Zo kunnen we nog mee met IC 13043, met dezelfde desiro's als vanmorgen. Ook nu verloopt de rit stipt. Eigenlijk zouden we nu met IC 418 via Gent naar Brussel kunnen sporen, maar we hebben onze portie desiro's voor vandaag gehad. En de overstapvrije rit naar Halle wenkt. De trein vertrekt met 2 minuten vertraging, nog een gevolg van de opgelopen vertraging tijdens de vorige rit. Weer rijden er vijf AB-rijtuigen mee: wij gaan voor 73200, meteen het hoogste nummer dat we ooit gehad hebben. Voor de tractie zorgt een glanzende 76004; dat die er opperbest uitziet ondanks het lage nummer, heeft ermee te maken dat de eerste 4 rijtuigen van deze reeks na een proefperiode terug naar de fabrikant zijn gestuurd om ze aan de rest van de reeks aan te passen. Ik ben nieuwsgierig naar wat ik tussen Edingen en Halle zal zien, want daar is een brug ingezakt en wordt verkeer over enkelspoor voorzien. Wij vertrekken op normaalspoor en tot Halle zullen we tegen de gewone snelheid rijden. Ik zit dus aan de zijde van het incident en vermits we wat gewacht hebben op de aankomst van S 3391, vermoed ik dat er wel degelijk een dienst op enkelspoor is tussen Saintes en Edingen. Het zou om een brugje gaan over een beek en die beek heb ik waarschijnlijk wel gezien, maar van enige schade is er vanuit de trein geen zichtbaar spoor. Evenmin als van voorbereidende werken, trouwens…
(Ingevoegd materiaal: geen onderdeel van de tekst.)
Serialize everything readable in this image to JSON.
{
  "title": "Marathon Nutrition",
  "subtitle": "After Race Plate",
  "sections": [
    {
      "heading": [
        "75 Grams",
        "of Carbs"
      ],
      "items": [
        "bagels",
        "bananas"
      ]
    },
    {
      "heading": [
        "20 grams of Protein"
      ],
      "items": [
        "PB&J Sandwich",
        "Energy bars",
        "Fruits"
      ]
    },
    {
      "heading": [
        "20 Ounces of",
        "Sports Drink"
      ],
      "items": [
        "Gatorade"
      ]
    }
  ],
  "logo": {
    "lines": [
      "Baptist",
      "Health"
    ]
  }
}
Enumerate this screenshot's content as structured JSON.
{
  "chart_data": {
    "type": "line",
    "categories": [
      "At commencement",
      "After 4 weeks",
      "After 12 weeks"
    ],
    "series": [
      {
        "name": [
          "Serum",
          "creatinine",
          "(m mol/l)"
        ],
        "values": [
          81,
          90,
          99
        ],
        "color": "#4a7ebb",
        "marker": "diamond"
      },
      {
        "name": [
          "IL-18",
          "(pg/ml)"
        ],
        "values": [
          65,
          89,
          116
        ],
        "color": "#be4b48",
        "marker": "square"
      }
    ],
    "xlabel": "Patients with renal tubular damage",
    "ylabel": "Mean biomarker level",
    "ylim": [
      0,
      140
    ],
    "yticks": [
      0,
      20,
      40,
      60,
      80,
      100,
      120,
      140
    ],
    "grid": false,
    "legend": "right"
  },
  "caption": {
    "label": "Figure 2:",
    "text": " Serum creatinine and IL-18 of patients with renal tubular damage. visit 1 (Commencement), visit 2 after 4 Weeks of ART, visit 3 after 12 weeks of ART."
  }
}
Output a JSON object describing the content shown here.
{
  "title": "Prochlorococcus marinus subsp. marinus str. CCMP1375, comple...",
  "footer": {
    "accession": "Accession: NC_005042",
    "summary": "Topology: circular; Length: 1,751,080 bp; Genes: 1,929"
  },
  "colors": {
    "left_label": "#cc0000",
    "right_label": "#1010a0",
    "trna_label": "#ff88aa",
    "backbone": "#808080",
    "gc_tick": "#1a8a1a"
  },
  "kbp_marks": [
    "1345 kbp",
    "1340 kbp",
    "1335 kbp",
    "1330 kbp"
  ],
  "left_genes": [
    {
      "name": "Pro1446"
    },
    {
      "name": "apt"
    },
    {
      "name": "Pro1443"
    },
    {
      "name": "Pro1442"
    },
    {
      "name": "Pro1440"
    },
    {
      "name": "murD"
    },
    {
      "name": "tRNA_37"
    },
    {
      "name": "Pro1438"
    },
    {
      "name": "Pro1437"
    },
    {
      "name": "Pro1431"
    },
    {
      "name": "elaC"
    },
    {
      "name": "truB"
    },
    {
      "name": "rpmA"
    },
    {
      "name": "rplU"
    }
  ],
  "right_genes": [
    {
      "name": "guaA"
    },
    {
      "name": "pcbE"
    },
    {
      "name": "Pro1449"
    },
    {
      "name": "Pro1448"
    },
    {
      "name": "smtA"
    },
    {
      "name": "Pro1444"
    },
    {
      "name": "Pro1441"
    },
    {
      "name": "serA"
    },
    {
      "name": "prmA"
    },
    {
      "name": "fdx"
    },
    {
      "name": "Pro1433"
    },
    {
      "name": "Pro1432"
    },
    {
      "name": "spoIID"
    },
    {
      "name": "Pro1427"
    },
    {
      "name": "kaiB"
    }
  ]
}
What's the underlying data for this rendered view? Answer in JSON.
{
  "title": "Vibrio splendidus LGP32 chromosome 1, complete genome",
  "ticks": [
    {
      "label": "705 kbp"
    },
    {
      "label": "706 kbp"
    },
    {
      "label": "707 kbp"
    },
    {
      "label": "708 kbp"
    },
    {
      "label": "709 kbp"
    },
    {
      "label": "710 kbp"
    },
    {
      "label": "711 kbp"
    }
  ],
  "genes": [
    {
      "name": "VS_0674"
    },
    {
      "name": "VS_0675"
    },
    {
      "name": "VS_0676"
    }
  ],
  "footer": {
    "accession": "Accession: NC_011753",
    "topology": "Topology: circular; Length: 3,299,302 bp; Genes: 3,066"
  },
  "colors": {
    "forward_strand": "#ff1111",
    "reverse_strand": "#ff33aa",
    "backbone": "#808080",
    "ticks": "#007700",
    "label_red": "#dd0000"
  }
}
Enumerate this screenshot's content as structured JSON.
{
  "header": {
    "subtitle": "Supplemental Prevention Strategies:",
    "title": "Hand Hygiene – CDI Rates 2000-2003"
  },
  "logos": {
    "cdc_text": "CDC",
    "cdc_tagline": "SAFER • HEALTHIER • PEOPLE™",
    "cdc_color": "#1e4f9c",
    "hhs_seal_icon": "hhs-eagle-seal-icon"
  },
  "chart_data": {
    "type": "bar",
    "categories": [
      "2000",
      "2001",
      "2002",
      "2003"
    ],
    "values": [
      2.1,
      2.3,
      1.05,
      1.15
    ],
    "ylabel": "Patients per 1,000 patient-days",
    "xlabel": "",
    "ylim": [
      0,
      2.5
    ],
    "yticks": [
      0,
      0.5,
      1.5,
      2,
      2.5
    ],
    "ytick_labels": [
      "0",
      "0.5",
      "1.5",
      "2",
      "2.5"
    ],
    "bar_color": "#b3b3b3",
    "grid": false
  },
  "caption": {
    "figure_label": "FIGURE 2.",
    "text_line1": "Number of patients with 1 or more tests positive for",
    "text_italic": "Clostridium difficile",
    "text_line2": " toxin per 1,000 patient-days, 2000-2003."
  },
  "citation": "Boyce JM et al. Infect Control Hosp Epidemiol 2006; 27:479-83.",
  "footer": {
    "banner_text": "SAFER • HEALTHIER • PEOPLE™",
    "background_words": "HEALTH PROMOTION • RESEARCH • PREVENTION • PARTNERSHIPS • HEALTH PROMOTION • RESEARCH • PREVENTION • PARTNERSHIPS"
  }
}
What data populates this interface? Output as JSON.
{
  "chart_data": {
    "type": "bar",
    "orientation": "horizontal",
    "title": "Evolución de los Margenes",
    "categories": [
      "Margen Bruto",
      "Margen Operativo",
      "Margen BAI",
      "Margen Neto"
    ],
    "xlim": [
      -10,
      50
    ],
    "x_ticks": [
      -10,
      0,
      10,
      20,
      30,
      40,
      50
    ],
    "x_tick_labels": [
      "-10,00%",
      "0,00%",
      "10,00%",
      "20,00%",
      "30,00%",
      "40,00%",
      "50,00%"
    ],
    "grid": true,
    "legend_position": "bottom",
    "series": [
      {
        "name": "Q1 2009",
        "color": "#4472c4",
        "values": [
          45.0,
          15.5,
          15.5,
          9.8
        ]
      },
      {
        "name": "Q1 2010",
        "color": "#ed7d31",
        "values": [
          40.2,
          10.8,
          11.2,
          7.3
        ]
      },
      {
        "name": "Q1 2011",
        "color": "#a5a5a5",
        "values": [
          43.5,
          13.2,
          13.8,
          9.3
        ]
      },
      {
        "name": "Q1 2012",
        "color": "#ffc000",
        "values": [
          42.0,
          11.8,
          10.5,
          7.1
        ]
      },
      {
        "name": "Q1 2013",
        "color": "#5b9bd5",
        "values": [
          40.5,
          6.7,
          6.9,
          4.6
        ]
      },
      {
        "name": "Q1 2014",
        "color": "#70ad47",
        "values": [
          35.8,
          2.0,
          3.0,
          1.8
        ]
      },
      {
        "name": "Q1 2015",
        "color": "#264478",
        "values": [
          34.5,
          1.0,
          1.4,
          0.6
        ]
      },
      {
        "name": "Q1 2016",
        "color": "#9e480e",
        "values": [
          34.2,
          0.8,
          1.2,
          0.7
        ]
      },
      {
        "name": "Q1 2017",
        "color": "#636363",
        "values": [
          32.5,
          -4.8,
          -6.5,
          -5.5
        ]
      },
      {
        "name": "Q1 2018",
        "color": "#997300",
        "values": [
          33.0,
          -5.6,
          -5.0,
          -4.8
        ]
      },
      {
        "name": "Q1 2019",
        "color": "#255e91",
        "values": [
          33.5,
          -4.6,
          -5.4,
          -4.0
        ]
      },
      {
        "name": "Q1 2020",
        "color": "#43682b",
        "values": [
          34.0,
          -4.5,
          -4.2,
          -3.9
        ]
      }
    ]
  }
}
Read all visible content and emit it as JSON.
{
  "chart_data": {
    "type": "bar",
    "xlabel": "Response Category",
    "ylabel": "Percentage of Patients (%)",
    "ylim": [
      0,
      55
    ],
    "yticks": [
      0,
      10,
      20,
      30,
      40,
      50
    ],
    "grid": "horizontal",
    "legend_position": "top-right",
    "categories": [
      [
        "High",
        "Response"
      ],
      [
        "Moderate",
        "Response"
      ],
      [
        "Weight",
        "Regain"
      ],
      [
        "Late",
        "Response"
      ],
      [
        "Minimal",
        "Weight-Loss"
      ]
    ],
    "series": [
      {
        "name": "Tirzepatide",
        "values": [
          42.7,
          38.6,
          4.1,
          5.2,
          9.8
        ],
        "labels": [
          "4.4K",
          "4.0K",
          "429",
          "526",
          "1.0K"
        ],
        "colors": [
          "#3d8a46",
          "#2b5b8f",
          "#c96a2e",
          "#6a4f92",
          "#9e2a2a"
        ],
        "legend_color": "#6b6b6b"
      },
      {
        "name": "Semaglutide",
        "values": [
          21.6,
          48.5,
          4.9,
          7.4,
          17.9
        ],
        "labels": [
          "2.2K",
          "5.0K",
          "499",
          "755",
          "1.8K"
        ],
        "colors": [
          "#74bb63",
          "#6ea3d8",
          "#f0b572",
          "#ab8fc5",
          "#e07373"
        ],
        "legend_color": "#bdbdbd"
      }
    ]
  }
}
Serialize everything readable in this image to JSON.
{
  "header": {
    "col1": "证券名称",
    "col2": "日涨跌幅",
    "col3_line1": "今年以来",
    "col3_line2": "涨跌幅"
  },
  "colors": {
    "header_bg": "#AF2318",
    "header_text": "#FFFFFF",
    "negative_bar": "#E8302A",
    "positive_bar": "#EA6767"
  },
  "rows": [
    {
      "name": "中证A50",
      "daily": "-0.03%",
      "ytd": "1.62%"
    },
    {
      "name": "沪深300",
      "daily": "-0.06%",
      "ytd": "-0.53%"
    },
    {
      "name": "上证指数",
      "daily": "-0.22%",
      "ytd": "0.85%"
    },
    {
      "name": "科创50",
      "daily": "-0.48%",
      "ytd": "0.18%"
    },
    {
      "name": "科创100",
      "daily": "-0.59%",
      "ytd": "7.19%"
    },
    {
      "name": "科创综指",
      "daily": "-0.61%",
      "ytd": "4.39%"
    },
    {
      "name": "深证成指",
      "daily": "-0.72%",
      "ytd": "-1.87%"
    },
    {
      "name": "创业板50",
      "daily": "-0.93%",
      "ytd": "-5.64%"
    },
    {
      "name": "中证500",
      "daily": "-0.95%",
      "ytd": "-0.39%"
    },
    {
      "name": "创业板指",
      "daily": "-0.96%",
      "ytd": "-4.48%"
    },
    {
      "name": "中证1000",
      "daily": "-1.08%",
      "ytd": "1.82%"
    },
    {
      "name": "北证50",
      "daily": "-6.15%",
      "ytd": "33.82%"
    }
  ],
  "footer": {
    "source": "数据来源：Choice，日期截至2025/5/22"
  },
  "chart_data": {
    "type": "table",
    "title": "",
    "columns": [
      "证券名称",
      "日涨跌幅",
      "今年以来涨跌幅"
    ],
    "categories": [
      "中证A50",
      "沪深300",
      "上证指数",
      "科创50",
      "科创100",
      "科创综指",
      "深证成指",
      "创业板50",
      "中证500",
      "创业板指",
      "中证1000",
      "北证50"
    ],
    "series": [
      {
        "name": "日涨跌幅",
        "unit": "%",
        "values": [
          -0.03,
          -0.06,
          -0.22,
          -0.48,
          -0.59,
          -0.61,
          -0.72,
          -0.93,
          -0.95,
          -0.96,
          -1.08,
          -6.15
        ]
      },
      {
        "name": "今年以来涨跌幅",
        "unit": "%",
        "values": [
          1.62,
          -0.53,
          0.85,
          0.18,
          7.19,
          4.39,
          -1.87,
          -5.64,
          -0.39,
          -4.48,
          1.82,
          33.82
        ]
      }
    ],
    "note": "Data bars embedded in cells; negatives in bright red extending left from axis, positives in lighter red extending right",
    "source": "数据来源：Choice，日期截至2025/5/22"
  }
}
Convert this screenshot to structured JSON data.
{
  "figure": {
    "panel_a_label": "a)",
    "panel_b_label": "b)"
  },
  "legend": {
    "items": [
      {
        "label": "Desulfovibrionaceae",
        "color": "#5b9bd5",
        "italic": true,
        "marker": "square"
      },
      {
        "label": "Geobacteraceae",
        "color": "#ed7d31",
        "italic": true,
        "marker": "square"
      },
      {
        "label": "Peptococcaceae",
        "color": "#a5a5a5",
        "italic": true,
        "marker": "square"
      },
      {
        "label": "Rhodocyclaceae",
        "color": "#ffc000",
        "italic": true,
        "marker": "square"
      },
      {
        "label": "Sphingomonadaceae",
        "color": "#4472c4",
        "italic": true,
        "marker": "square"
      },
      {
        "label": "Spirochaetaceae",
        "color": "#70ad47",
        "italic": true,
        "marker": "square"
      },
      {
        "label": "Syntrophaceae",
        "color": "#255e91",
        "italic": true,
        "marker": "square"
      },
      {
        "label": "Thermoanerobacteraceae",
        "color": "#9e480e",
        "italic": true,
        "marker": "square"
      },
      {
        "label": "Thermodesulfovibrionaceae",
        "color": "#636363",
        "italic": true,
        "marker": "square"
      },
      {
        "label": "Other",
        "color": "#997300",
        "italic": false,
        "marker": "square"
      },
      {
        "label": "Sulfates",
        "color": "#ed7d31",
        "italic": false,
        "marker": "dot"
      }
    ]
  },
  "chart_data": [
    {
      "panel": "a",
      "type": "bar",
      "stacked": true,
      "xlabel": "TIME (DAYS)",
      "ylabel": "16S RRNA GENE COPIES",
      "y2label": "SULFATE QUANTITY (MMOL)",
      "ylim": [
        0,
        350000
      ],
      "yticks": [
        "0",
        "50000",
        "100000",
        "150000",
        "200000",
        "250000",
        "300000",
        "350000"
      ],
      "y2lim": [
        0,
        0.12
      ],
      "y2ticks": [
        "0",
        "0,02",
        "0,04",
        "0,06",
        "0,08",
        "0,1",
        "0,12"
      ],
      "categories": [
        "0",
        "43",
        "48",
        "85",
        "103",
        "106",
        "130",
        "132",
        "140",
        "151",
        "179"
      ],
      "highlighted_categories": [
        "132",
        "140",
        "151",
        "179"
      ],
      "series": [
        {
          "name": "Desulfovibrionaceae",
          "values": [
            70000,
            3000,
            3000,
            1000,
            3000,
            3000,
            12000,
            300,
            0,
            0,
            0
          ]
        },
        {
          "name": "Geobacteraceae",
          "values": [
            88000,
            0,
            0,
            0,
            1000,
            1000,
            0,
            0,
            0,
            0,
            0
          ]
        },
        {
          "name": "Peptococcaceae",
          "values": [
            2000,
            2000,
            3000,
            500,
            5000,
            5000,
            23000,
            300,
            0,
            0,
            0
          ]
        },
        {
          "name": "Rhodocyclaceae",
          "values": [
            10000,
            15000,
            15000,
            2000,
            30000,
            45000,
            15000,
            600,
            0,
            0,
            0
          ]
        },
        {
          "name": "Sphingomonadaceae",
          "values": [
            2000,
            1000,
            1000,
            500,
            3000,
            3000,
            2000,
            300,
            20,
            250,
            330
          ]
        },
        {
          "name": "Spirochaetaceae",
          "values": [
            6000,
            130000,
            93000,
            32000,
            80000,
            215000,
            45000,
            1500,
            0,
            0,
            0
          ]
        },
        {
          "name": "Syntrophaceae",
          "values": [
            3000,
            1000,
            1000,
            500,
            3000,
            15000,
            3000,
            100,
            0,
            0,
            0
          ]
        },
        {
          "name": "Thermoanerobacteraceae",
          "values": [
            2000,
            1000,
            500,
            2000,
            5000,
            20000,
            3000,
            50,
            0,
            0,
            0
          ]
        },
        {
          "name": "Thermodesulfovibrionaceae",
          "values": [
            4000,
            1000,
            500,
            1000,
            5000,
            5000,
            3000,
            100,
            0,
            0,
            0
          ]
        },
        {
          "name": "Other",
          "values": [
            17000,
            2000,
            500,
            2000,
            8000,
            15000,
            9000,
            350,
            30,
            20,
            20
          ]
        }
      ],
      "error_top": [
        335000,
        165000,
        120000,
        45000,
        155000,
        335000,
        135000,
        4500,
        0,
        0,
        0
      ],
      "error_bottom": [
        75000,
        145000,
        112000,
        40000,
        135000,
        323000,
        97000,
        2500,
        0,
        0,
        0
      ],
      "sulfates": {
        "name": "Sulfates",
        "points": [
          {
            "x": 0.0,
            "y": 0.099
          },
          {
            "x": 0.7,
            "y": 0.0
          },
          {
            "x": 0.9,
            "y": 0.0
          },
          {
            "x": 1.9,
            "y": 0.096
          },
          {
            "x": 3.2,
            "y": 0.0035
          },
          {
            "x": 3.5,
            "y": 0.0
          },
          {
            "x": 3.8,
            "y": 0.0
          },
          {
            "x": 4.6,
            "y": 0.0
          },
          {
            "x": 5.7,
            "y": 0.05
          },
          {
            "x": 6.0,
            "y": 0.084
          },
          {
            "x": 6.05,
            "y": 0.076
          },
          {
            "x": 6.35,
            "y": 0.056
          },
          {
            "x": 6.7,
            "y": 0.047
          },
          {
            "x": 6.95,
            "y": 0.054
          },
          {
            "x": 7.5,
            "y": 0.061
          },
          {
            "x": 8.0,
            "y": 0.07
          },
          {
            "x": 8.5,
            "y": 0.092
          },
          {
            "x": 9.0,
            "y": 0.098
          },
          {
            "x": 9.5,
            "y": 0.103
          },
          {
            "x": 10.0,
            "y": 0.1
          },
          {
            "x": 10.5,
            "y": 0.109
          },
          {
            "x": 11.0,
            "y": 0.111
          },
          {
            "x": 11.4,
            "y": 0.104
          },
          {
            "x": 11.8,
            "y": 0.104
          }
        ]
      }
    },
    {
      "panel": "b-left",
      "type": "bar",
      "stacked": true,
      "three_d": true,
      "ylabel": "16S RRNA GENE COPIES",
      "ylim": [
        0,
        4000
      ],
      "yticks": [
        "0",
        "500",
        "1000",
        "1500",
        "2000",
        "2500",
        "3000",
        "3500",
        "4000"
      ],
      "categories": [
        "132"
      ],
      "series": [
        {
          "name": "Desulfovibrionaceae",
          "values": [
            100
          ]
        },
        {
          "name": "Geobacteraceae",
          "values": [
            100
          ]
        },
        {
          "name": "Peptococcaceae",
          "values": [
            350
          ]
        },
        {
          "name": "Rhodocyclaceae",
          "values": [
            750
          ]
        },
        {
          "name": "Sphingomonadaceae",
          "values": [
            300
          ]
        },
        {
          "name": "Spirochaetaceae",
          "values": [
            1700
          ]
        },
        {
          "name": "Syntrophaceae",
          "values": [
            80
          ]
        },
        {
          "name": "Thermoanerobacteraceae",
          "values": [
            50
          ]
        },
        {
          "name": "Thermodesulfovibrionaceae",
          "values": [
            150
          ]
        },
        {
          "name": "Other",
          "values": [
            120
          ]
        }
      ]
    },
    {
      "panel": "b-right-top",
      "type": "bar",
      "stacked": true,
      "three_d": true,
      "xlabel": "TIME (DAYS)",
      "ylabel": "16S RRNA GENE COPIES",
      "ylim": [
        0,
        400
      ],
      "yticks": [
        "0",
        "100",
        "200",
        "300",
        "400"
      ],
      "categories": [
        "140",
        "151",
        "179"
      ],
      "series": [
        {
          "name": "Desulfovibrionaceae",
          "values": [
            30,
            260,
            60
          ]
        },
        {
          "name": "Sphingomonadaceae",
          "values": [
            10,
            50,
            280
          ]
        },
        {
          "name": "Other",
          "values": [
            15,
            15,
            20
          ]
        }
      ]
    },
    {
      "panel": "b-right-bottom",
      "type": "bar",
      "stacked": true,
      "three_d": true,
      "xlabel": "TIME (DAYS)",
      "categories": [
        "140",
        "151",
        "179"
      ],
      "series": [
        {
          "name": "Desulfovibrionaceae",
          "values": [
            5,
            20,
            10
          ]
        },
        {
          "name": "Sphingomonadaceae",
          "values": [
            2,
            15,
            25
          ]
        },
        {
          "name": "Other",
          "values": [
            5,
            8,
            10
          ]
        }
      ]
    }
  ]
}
De treinlectuur. Bret Easton ELLIS, Lunar Park. Alena SCHRÖDER, Bij jullie is het altijd zo ontzettend stil.
 Voor Weyts hoeft de kilometerheffing niet, die 4 miljard heeft hij niet nodig. Hij veegt daarmee de verpletterende resultaten van een tot nog toe goed geheim gehouden studie van tafel en het enige argument dat ik al gehoord heb, is dat hij de hardwerkende Vlaming niet wil straffen. Zoals gewoonlijk bij Weyts moet je dat anders interpreteren: die luie Walen zullen veel minder betalen dan de Vlamingen en dus kan die heffing niet. Zielig ventje…
Uitgedrukt… nen ellestouker - iemand die ruzie stookt en zelf buiten schot blijft
Waar Abraham de mosterd haalde. Voor het schrijven van deze bijdragen maak ik vaak gebruik van twee zeer waardevolle sites, één over de Belgische spoorlijnen en een over de bussen in Vlaanderen, Brussel en Wallonië. Het grootste probleem is dat van de informatisering: in de voorbije 20 jaar is het vrijwel onmogelijk geworden om nog aan papieren dienstregelingen te geraken en op het internet verdwijnen de oude dienstregelingen naarmate er nieuwe ingevoerd worden. Voor de trams maak ik nog al eens dankbaar gebruik van de Rail Atlas Vicinal van Stefan JUSTENS en Dick van der SPEK en van The Vicinal Story - Light Railways in Belgium 1885 - 1991 van W.J.K. DAVIES.